MrQuincle · 2025-01-05T15:14:42 1736090082

Any background info on the betting on cameras alone? It sounds as silly as betting on an artificial version of our proprioception to be implemented in cars to measure acceleration. I also don't think they went all the way regarding neuromorphic engineering with spiking neural nets and artificial retinas. It's just so random to me what was decided to be good enough for autonomous navigation.

Tesla went from very expensive cars down to cheaper ones. It would make so much more sense to do the same for perception. First go over board and go for high bandwidth input and lots of processing power and optimize later.

tim333 · 2025-01-05T15:44:02 1736091842

The betting on cameras alone is basically an Elon Musk thing. His reasoning is basically that if humans can do it AI should be able to do it. So far the software isn't really up to it but time will tell. Some stuff - https://www.engineering.com/now-revealed-why-teslas-have-onl...

tzs · 2025-01-05T17:33:07 1736098387

I wonder how that approach handles dense fog?

I used to regularly have to make a left turn onto a rural highway on foggy mornings. Sometimes people drive faster than they should in fog. Sometimes fast enough that by the time they could see I'm in the intersection turning they would be too close to stop.

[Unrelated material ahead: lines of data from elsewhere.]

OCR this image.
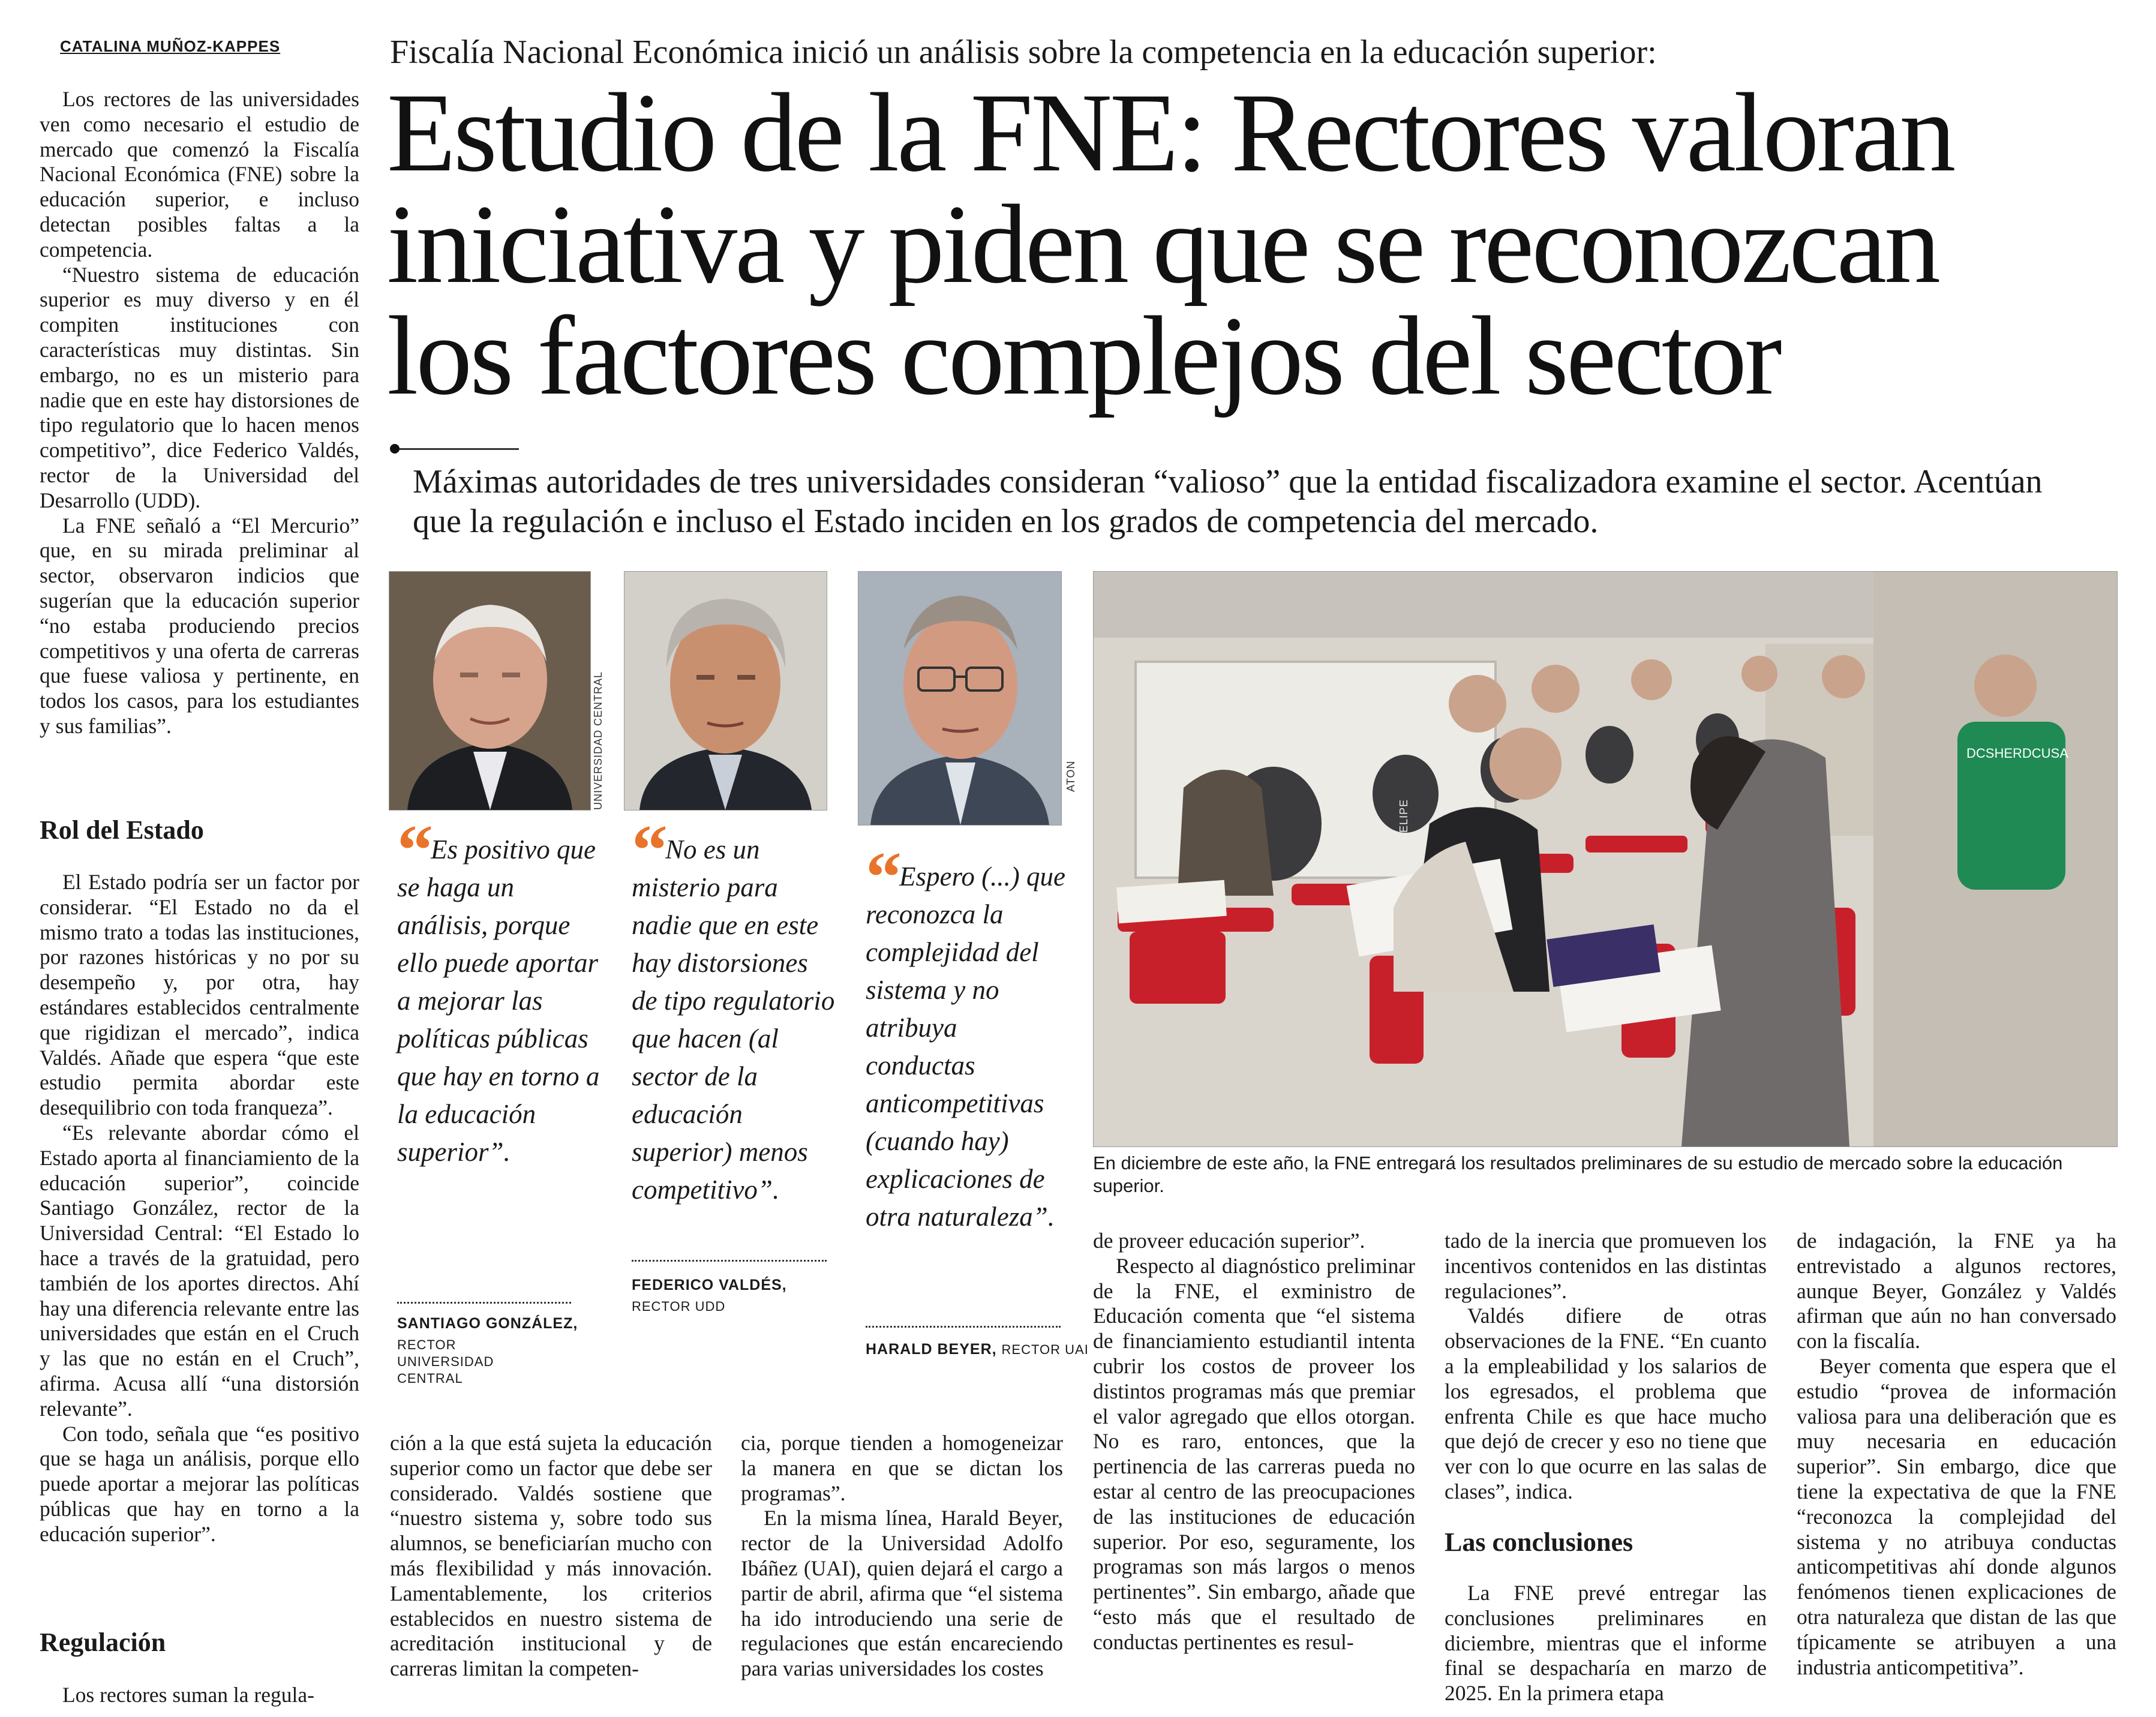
CATALINA MUÑOZ-KAPPES

Los rectores de las universidades ven como necesario el estudio de mercado que comenzó la Fiscalía Nacional Económica (FNE) sobre la educación superior, e incluso detectan posibles faltas a la competencia.

“Nuestro sistema de educación superior es muy diverso y en él compiten instituciones con características muy distintas. Sin embargo, no es un misterio para nadie que en este hay distorsiones de tipo regulatorio que lo hacen menos competitivo”, dice Federico Valdés, rector de la Universidad del Desarrollo (UDD).

La FNE señaló a “El Mercurio” que, en su mirada preliminar al sector, observaron indicios que sugerían que la educación superior “no estaba produciendo precios competitivos y una oferta de carreras que fuese valiosa y pertinente, en todos los casos, para los estudiantes y sus familias”.

Rol del Estado

El Estado podría ser un factor por considerar. “El Estado no da el mismo trato a todas las instituciones, por razones históricas y no por su desempeño y, por otra, hay estándares establecidos centralmente que rigidizan el mercado”, indica Valdés. Añade que espera “que este estudio permita abordar este desequilibrio con toda franqueza”.

“Es relevante abordar cómo el Estado aporta al financiamiento de la educación superior”, coincide Santiago González, rector de la Universidad Central: “El Estado lo hace a través de la gratuidad, pero también de los aportes directos. Ahí hay una diferencia relevante entre las universidades que están en el Cruch y las que no están en el Cruch”, afirma. Acusa allí “una distorsión relevante”.

Con todo, señala que “es positivo que se haga un análisis, porque ello puede aportar a mejorar las políticas públicas que hay en torno a la educación superior”.

Regulación

Los rectores suman la regula-

Fiscalía Nacional Económica inició un análisis sobre la competencia en la educación superior:
Estudio de la FNE: Rectores valoran
iniciativa y piden que se reconozcan
los factores complejos del sector
Máximas autoridades de tres universidades consideran “valioso” que la entidad fiscalizadora examine el sector. Acentúan que la regulación e incluso el Estado inciden en los grados de competencia del mercado.
UNIVERSIDAD CENTRAL	ATON
“ Es positivo que se haga un análisis, porque ello puede aportar a mejorar las políticas públicas que hay en torno a la educación superior”.
SANTIAGO GONZÁLEZ,
RECTOR UNIVERSIDAD CENTRAL
“ No es un misterio para nadie que en este hay distorsiones de tipo regulatorio que hacen (al sector de la educación superior) menos competitivo”.
FEDERICO VALDÉS,
RECTOR UDD
“ Espero (...) que reconozca la complejidad del sistema y no atribuya conductas anticompetitivas (cuando hay) explicaciones de otra naturaleza”.
HARALD BEYER, RECTOR UAI
DCSHERDCUSA
FELIPE
En diciembre de este año, la FNE entregará los resultados preliminares de su estudio de mercado sobre la educación superior.

ción a la que está sujeta la educación superior como un factor que debe ser considerado. Valdés sostiene que “nuestro sistema y, sobre todo sus alumnos, se beneficiarían mucho con más flexibilidad y más innovación. Lamentablemente, los criterios establecidos en nuestro sistema de acreditación institucional y de carreras limitan la competen-

cia, porque tienden a homogeneizar la manera en que se dictan los programas”.

En la misma línea, Harald Beyer, rector de la Universidad Adolfo Ibáñez (UAI), quien dejará el cargo a partir de abril, afirma que “el sistema ha ido introduciendo una serie de regulaciones que están encareciendo para varias universidades los costes

de proveer educación superior”.

Respecto al diagnóstico preliminar de la FNE, el exministro de Educación comenta que “el sistema de financiamiento estudiantil intenta cubrir los costos de proveer los distintos programas más que premiar el valor agregado que ellos otorgan. No es raro, entonces, que la pertinencia de las carreras pueda no estar al centro de las preocupaciones de las instituciones de educación superior. Por eso, seguramente, los programas son más largos o menos pertinentes”. Sin embargo, añade que “esto más que el resultado de conductas pertinentes es resul-

tado de la inercia que promueven los incentivos contenidos en las distintas regulaciones”.

Valdés difiere de otras observaciones de la FNE. “En cuanto a la empleabilidad y los salarios de los egresados, el problema que enfrenta Chile es que hace mucho que dejó de crecer y eso no tiene que ver con lo que ocurre en las salas de clases”, indica.

Las conclusiones

La FNE prevé entregar las conclusiones preliminares en diciembre, mientras que el informe final se despacharía en marzo de 2025. En la primera etapa

de indagación, la FNE ya ha entrevistado a algunos rectores, aunque Beyer, González y Valdés afirman que aún no han conversado con la fiscalía.

Beyer comenta que espera que el estudio “provea de información valiosa para una deliberación que es muy necesaria en educación superior”. Sin embargo, dice que tiene la expectativa de que la FNE “reconozca la complejidad del sistema y no atribuya conductas anticompetitivas ahí donde algunos fenómenos tienen explicaciones de otra naturaleza que distan de las que típicamente se atribuyen a una industria anticompetitiva”.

Cars going fast enough to have that problem made enough sound that they could be heard quite a bit farther away than they could be seen. I'd open my windows at the intersection and listen until I couldn't hear any highway traffic. Then I'd know that any approaching cars are far enough away that I should have time to turn onto the highway and get up to speed before they arrive.

tim333 · 2025-01-06T03:23:02 1736133782

Yeah. Also I don't know how good the Tesla cameras are but my car has a reversing camera and it's ok for going back 2m at 2mph but kind of terrible compared to looking forward through the windscreen.

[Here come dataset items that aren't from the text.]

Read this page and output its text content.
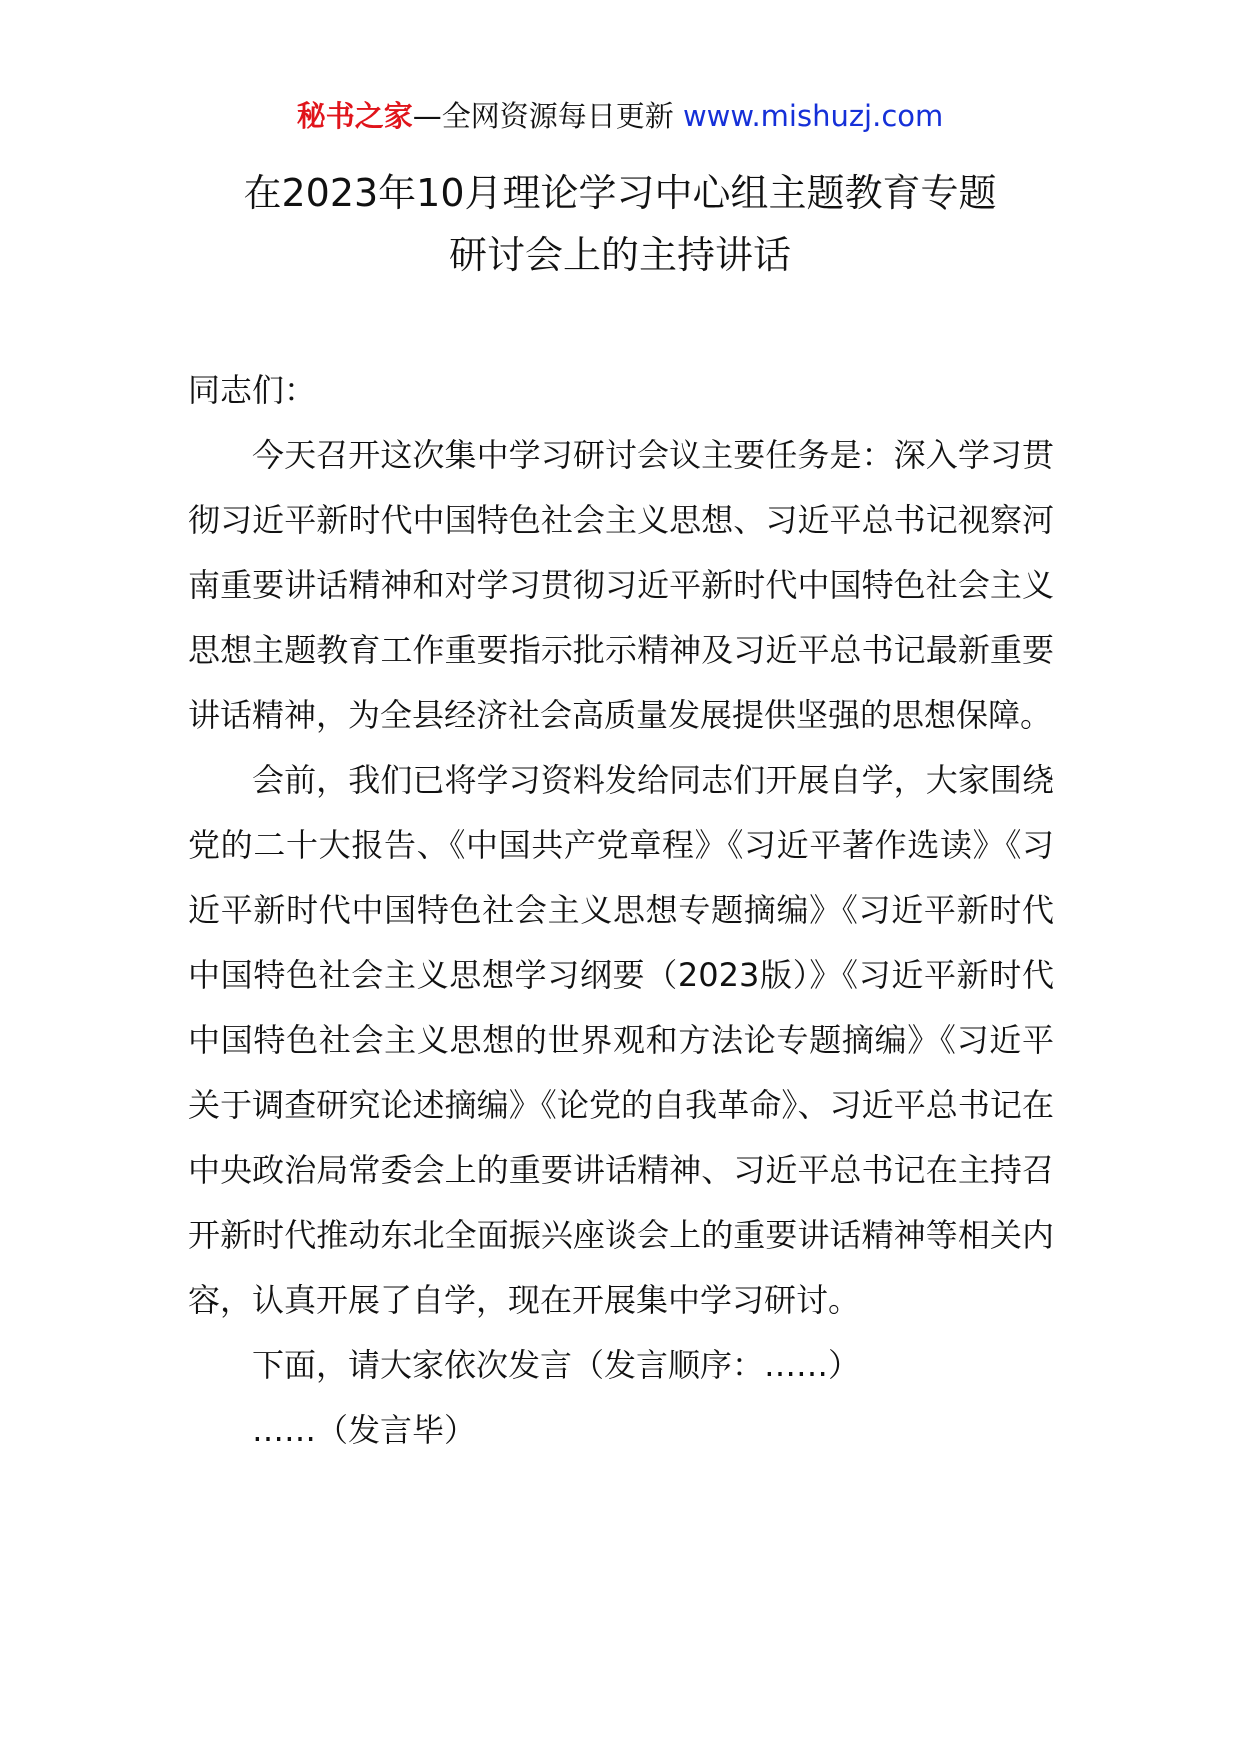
秘书之家—全网资源每日更新 www.mishuzj.com
在2023年10月理论学习中心组主题教育专题
研讨会上的主持讲话

同志们：

今天召开这次集中学习研讨会议主要任务是：深入学习贯彻习近平新时代中国特色社会主义思想、习近平总书记视察河南重要讲话精神和对学习贯彻习近平新时代中国特色社会主义思想主题教育工作重要指示批示精神及习近平总书记最新重要讲话精神，为全县经济社会高质量发展提供坚强的思想保障。

会前，我们已将学习资料发给同志们开展自学，大家围绕党的二十大报告、《中国共产党章程》《习近平著作选读》《习近平新时代中国特色社会主义思想专题摘编》《习近平新时代中国特色社会主义思想学习纲要（2023版）》《习近平新时代中国特色社会主义思想的世界观和方法论专题摘编》《习近平关于调查研究论述摘编》《论党的自我革命》、习近平总书记在中央政治局常委会上的重要讲话精神、习近平总书记在主持召开新时代推动东北全面振兴座谈会上的重要讲话精神等相关内容，认真开展了自学，现在开展集中学习研讨。

下面，请大家依次发言（发言顺序：……）

……（发言毕）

theptip · 2025-01-05T15:57:12 1736092632

Karpathy discussed this at length on the Lex Fridman podcast: https://lexfridman.com/andrej-karpathy/

IIRC I think it’s the section (1:23:25) – Camera vision

The TL;DR is that sensor fusion is really hard, and their bet was that keeping the training pipelines simpler would let them scale faster/easier, and human vision is the existence proof that it can be done without lidar.

minwcnt5 · 2025-01-05T18:16:12 1736100972

One of the big flaws in Karpathy's logic is that it implies human vision is acceptable and sufficient for an AV. The reality, as Cruise found out, seems to be that society will demand AVs are much safer than humans.

Human vision is an existence proof for human-level performance without lidar, but Waymo is an existence proof for 10x human performance WITH lidar. Right now the latter is where the bar is, and it'll keep being raised. I don't think at this point one could get away with deploying AVs at scale that are significantly less safe than Waymo.

Also: if sensor fusion is so hard, why is Waymo able to solve it but not Tesla?

wenc · 2025-01-05T21:21:22 1736112082

> Also: if sensor fusion is so hard, why is Waymo able to solve it but not Tesla?

I think Karpathy's point is that Tesla wants to try to avoid the "entropy" that comes from adding a sensor (senior software engineers and higher understand this concept). Every sensor (and every version of it -- sensor hardware does get updated) you add requires recalibrating the software stack, the hardware design, which introduces points of failure every time you roll it out.

According to Karpathy, Tesla does use Lidar -- but only at training time, as a source of truth. Once the weights are learned, they operate without the Lidar.

Have a full sensor suite may work for Waymo at the current scale (limited cities), but scaling beyond that poses problems.

Whereas Tesla has to work with a different set of scaling economics -- that of a mass market vehicle already deployed globally.